Película desmitificadora y crepuscular, de largo aliento y factura impecable. Así es como vemos el desmontaje de una historia de leyenda desde los sucesos más espectaculares hasta los terrenos baldíos de la épica. Donde no queda más que los disparos a traición.
Una de las mayores sorpresas del año. La película de animación más extraña y hasta abstracta. Humor que convoca a Tati y aventura que no apela a intoxicar con referencias explícitas (salvo la de 2001). WALL-E y EVE ya forman parte de mis personajes favoritos. La película romántica del año.
Hace cuarenta años que Romero alcanzó la fama con sus torpes y hambrientos zombies. Estos personajes han pasado desde entonces por toda una serie de cambios sociales, políticos, y demás. Los tecnológicos no podían ser la excepción. Ahora hasta pueden armar su vid y colgarlo para el deleite de todos los usuarios del ciberespacio. Mas que a Wenders, esta es la película más godardiana de este autor del terror.
Ejemplar caso de como las fórmulas pueden ser reutilizadas sin dejar de ser creativas. La idea “monstruo ataca” se retuerce aún más con el colorido y el humor del imponente cine coreano.
El cineasta con el cual coinciden casi todos los diversos públicos, regresa a lo que mejor sabe hacer: horror. tragedia y comedia que siempre se tornan entrañables. Tal vez no agrega nada nuevo a lo que ya le conocemos pero lo mantiene vigente en buena ley.
El más veterano de los dirtectores estadounidenses en actividad, vuelve por sus fueros con esta interesante revisión de film noir y ambiciones familiares.
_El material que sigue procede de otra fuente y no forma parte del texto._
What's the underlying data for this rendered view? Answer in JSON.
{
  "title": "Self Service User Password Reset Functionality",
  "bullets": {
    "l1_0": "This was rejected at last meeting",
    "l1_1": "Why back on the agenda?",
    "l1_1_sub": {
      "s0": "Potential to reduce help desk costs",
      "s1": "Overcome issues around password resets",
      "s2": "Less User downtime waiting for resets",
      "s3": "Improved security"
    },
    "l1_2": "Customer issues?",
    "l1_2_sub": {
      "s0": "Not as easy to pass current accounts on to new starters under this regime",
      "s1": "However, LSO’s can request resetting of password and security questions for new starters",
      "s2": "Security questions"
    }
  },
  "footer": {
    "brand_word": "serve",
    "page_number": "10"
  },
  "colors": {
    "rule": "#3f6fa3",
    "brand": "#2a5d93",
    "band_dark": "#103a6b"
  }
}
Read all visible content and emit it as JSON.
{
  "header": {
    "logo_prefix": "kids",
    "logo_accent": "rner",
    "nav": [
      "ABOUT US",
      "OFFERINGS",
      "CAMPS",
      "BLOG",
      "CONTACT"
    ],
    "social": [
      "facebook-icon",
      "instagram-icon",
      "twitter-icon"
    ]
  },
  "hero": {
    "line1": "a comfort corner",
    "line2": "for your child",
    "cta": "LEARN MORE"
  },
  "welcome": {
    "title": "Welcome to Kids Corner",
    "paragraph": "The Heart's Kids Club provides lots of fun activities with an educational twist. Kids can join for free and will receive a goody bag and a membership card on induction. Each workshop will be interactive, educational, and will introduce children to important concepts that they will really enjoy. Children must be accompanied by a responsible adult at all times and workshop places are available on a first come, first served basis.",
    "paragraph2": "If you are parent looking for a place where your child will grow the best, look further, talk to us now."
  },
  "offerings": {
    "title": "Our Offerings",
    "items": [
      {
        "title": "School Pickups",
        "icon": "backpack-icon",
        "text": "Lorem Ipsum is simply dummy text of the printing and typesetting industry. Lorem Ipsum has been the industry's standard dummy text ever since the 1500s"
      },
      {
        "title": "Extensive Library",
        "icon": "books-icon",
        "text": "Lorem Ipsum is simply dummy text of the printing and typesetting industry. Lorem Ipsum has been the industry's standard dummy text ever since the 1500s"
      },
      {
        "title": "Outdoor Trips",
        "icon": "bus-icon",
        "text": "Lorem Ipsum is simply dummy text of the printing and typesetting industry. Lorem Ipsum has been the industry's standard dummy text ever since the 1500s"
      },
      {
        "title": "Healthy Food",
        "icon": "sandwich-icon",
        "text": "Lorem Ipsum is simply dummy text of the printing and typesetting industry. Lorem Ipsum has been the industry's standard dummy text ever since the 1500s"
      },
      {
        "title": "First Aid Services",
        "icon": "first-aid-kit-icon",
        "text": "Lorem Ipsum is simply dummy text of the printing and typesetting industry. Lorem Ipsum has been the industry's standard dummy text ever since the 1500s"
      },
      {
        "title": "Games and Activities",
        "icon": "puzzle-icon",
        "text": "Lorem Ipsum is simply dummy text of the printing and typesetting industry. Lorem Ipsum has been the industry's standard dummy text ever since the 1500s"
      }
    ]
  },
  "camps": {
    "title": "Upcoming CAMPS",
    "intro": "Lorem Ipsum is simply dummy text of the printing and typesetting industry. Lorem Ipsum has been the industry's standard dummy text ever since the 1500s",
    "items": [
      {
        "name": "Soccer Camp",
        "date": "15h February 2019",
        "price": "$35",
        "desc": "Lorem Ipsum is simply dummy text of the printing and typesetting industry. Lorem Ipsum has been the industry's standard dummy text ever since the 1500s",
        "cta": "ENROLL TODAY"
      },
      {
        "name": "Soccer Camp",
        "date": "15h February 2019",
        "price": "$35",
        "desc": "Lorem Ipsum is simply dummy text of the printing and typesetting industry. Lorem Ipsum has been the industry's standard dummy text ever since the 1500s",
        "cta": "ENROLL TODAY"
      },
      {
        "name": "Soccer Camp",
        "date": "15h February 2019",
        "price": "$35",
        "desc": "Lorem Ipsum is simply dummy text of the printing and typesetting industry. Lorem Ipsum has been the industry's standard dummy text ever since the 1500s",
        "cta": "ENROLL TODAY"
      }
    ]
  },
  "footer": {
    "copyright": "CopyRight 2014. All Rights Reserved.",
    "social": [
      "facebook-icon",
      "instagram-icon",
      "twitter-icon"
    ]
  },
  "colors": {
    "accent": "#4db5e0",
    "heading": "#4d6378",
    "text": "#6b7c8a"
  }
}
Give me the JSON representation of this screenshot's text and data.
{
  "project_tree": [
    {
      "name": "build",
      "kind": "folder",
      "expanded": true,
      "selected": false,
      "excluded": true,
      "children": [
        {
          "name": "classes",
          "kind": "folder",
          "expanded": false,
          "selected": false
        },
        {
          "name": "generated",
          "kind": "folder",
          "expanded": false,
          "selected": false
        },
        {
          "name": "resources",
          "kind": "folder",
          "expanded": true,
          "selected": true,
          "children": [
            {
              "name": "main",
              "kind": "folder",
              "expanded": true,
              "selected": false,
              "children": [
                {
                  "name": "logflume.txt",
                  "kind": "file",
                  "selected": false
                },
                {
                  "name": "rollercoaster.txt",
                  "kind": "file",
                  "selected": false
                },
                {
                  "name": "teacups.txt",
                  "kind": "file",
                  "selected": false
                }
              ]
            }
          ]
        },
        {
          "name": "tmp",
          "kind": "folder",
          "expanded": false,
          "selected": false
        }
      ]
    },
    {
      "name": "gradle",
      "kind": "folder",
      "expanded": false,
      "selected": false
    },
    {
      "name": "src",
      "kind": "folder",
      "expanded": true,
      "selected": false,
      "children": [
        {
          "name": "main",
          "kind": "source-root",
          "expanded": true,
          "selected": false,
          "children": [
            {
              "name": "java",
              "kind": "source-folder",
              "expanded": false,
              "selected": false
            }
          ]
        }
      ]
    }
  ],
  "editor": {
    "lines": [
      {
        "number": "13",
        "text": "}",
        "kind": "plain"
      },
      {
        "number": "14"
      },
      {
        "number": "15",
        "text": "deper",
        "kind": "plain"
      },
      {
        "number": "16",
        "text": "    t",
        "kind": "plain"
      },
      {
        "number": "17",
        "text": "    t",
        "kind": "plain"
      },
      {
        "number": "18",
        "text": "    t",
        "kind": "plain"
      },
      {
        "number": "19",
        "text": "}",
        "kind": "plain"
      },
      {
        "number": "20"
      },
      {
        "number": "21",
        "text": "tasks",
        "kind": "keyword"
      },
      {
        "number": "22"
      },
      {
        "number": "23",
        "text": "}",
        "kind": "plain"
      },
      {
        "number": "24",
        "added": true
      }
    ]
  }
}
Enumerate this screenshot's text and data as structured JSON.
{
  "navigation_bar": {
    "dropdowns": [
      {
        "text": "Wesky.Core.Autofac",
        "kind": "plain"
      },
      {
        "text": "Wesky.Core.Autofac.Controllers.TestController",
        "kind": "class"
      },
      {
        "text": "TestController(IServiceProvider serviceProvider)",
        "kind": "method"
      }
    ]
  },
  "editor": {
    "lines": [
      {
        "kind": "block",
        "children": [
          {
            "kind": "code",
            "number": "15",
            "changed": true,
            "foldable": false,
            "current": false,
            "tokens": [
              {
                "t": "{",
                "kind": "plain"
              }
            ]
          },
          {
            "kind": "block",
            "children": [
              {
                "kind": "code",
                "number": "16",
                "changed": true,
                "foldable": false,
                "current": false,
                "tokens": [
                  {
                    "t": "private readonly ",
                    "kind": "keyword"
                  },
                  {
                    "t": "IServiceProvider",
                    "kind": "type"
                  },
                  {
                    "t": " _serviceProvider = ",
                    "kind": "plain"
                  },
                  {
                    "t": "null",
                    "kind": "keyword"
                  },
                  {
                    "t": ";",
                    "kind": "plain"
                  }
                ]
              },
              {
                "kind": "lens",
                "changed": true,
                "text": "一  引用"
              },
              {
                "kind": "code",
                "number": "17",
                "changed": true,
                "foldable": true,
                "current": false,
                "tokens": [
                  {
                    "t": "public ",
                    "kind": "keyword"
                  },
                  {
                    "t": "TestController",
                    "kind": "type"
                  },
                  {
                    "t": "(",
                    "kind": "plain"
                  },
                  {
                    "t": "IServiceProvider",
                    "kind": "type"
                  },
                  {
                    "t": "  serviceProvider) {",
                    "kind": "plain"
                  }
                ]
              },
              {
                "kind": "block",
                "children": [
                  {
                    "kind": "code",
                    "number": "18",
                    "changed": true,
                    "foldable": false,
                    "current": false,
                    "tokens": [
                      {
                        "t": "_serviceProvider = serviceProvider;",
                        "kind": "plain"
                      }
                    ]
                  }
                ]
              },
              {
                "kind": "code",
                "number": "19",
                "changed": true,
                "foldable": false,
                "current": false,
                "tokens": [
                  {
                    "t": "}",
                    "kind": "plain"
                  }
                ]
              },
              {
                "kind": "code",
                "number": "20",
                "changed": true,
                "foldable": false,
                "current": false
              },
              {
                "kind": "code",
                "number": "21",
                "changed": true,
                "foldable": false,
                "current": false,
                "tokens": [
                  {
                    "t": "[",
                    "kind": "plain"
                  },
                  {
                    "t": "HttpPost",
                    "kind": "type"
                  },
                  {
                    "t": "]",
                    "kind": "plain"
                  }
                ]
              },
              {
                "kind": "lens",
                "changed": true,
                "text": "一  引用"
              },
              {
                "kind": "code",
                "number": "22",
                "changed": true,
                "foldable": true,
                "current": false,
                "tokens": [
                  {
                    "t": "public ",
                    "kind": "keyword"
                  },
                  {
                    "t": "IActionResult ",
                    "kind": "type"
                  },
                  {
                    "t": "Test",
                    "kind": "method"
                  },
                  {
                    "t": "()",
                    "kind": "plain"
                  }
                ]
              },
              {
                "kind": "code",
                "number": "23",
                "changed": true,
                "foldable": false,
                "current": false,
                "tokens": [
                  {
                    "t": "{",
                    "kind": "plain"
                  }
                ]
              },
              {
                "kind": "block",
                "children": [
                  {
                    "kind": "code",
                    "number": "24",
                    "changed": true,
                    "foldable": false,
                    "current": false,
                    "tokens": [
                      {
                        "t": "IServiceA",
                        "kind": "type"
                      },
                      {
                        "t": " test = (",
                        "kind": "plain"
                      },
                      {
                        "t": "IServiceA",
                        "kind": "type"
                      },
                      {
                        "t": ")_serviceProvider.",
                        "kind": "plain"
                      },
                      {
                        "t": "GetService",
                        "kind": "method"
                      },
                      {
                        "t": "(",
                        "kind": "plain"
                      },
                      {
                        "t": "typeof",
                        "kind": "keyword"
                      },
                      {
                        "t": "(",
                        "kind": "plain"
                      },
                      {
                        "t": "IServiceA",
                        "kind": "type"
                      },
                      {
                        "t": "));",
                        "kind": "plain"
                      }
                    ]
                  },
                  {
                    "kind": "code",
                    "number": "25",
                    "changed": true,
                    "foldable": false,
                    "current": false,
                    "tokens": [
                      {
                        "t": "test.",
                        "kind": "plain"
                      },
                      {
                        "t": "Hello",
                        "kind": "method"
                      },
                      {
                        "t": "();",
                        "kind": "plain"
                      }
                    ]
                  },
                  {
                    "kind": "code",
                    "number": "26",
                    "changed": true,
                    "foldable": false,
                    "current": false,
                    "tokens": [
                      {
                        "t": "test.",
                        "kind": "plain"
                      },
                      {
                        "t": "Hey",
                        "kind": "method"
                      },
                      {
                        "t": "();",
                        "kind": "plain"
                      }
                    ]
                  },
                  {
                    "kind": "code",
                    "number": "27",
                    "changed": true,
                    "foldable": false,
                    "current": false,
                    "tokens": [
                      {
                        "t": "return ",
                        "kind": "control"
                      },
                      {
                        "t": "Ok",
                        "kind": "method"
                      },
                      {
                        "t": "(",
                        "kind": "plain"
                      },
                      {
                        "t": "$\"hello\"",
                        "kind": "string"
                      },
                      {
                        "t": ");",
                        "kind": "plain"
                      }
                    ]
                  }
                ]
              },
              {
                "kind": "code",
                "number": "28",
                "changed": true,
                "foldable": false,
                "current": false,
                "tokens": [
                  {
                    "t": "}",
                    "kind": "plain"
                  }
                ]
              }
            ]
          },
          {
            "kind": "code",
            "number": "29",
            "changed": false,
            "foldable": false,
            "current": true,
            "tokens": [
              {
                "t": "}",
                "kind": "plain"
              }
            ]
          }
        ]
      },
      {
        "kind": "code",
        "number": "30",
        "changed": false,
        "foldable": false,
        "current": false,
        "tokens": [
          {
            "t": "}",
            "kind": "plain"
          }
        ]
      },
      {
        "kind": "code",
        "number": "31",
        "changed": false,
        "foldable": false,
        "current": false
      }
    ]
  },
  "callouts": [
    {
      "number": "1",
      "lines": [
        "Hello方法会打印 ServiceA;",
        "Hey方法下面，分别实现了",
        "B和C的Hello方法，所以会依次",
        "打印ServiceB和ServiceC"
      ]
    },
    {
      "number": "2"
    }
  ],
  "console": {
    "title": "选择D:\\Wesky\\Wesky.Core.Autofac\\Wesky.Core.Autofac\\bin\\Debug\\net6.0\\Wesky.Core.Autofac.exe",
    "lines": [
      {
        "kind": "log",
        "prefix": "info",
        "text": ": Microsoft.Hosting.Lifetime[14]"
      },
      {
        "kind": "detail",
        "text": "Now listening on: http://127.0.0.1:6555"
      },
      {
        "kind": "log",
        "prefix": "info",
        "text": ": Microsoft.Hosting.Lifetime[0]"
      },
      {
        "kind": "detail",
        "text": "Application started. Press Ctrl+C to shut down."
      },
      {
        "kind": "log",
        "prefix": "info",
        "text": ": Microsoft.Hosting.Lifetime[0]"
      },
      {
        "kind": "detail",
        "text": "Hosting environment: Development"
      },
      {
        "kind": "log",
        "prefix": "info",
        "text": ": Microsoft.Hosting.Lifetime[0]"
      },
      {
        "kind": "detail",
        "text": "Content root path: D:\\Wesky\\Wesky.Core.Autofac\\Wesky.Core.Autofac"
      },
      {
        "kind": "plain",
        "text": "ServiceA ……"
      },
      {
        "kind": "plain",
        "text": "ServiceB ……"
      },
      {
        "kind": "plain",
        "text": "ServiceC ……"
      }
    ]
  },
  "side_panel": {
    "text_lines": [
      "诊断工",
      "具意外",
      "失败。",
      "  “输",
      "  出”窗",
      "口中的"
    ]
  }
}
Hay que agradecerle también que ha dejado de lado las escenas de tribunales.
Intensa aproximación a la historia de Frank Lucas y la expansión masiva de la heroína en los años 70. El mejor Scott que podemos esperar ahora es este que asume sin problemas la idea de narrar a conciencia y sin artilugios llamados arte por otros.
Atractivo debut del guionista de las películas de Jason Bourne. Una cinta al estilo de los policiales de tesis de Pollack o Pakula. Por momentos no parece una cinta de género y no por eso decae el interés. Prometedor.
Nuevamente una historia tipica de policial conducida con habilidad por Gray. Como en Little Odessa y The Yards vemos al héroe como una suerte de prolongación de un personaje de Kazan. Lealtades puestas a prueba y un submundo de ritos probando el otro extremo de la frágil bonanza.
Forzoso pero inevitable terminar con la película más querida de los amantes de los blockbusters. Nolan se las arregla para realizar una cinta única, en el sentido de su mirada poco concesiva al mundo de los superhéroes. Tal vez la apreciaría más si no fuera por el excesivo culto a la actuación de Heath Ledger, nada mal pero no es ningún James Mason.